One of the biggest issues former offenders face upon release is the difficulty in obtaining employment with a prior conviction on the books. Effectively, the notion that imprisonment is payment of one’s “debt to society” for criminal conduct is incorrect; the offender ends up paying for the remainder of his adult life.
As John Gleeson, US District Court Judge, wrote in a recent decision (Doe v. United States of America) in which case the plaintiff sought expungement of Gleeson’s conviction of her twelve years prior:
“The conviction has proven troublesome for Doe because it appears in the government’s databases and in the New York City Professional Database Summaries. In other words, the conviction is visible to a prospective employer both as a result of the criminal background check and upon examination of her nursing license. Numerous employers have denied Doe a job because of her conviction. On more than one occasion, she was hired by a nursing agency only to have her offer revoked after the employer learned of her record … That said, I had no intention to sentence her to the unending hardship she has endured in the job market. I have reviewed her case in painstaking detail, and I can certify that Doe has been rehabilitated.”
While expungement is deemed by legal precedent to be a remedy applicable only in “extreme circumstances”, there is an alternative to expungement available to courts: certificates of rehabilitation.
“There are two general approaches to limiting the collateral consequences of convictions: (1) the ‘forgetting’ model, in which a criminal record is deleted or expunged so that society may forget that the conviction ever happened; and (2) the ‘forgiveness’ model, which acknowledges the conviction but uses a certificate of rehabilitation or a pardon to symbolize society’s forgiveness of the underlying offense conduct.”

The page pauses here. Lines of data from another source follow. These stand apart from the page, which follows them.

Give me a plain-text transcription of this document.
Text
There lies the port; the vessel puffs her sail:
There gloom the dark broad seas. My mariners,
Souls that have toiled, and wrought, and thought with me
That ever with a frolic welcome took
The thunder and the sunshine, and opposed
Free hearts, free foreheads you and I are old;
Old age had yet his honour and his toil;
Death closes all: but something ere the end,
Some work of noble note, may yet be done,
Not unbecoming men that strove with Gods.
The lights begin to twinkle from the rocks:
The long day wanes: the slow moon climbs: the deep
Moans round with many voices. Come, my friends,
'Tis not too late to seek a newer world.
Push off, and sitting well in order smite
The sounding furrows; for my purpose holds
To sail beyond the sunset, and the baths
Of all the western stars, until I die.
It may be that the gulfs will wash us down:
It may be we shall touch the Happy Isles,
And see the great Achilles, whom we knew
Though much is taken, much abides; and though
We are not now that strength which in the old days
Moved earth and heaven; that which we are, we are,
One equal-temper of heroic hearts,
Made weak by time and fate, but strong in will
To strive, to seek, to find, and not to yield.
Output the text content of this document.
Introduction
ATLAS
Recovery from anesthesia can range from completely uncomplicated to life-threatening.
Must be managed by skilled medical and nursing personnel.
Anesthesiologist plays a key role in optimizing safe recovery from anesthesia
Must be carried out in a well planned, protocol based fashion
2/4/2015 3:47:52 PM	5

The certificate concept emerged from the states, notably attached to strong enforcement provisions. New York has been especially active in this space given that “Conviction-based discrimination is unlawful unless it falls under the exceptions described in New York Correct. Law § 752”.
“A person who believes she is the victim of discrimination based on her conviction may file a claim to enforce the protections above, either through a civil action (against a public employer), or through the New York City Commission on Human Rights (against a private employer).”
New York state law (New York Correct. Law § 753) mandates that employers consider a number of factors including “(1) the public policy of the state to encourage employment of people with criminal records; (2) the specific duties and responsibilities necessarily related to the employment sought; (3) the bearing, if any, of the criminal offense underlying the conviction on the applicant’s fitness to perform the required duties and responsibilities; (4) the time that has elapsed since the offense conduct; (5) the age of the person at the time of the offense; (6) the seriousness of that offense; (7) rehabilitation and good conduct; (8) the legitimate interest of the employer in protecting property, and the safety and welfare of specific individuals or the general public.”
It is not just New York. “Arizona, Arkansas, California, Connecticut, Georgia, Illinois, Nevada, New Jersey, New York, North Carolina, Ohio, Rhode Island, Tennessee, and Vermont, as well as Washington, D.C.” all offer some form of certificates of rehabilitation.
“As a state senator, President Obama co-authored the Illinois certificate statute, which is based on the New York program.”
A recent paper by Heather Garretson, “Legislating Forgiveness: A Study of Post-Conviction Certificates as Policy to Address the Employment Consequences of Conviction,” suggests that there are two factors that are important to the success of certificate programs: a combination of certificates with anti-discrimination legislation, as in New York with its Article 23A statutes; and (2) general awareness among both employers and the newly released.
Even without these, an experiment in which researchers in South Carolina applied for entry-level positions in the Columbus-area using “fabricated resumes with identical names, educational backgrounds, employment experience, and skills”, differentiated only by the “type of criminal record and the presence of a Certificate of Qualification for Employment (CQE)”, the certificate eliminated the effect of prior incarceration.
“Importantly, certificate-holders and their counterparts with clean criminal backgrounds were equally likely to receive an interview invitation or job offer. These promising preliminary results suggest certificates of recovery/relief may be an effective avenue for lessening the stigma of a criminal record for ex-offenders seeking employment.”
American Prison Data Systems, PBC has an important role to play in making it easier for offenders to learn about the power of certificates of rehabilitation while they are still incarcerated or under supervised control; in identifying incarcerated individuals who may be most likely to benefit from certification; and in helping offenders apply for certification by specifically addressing the statutorily permitted exceptions to discrimination.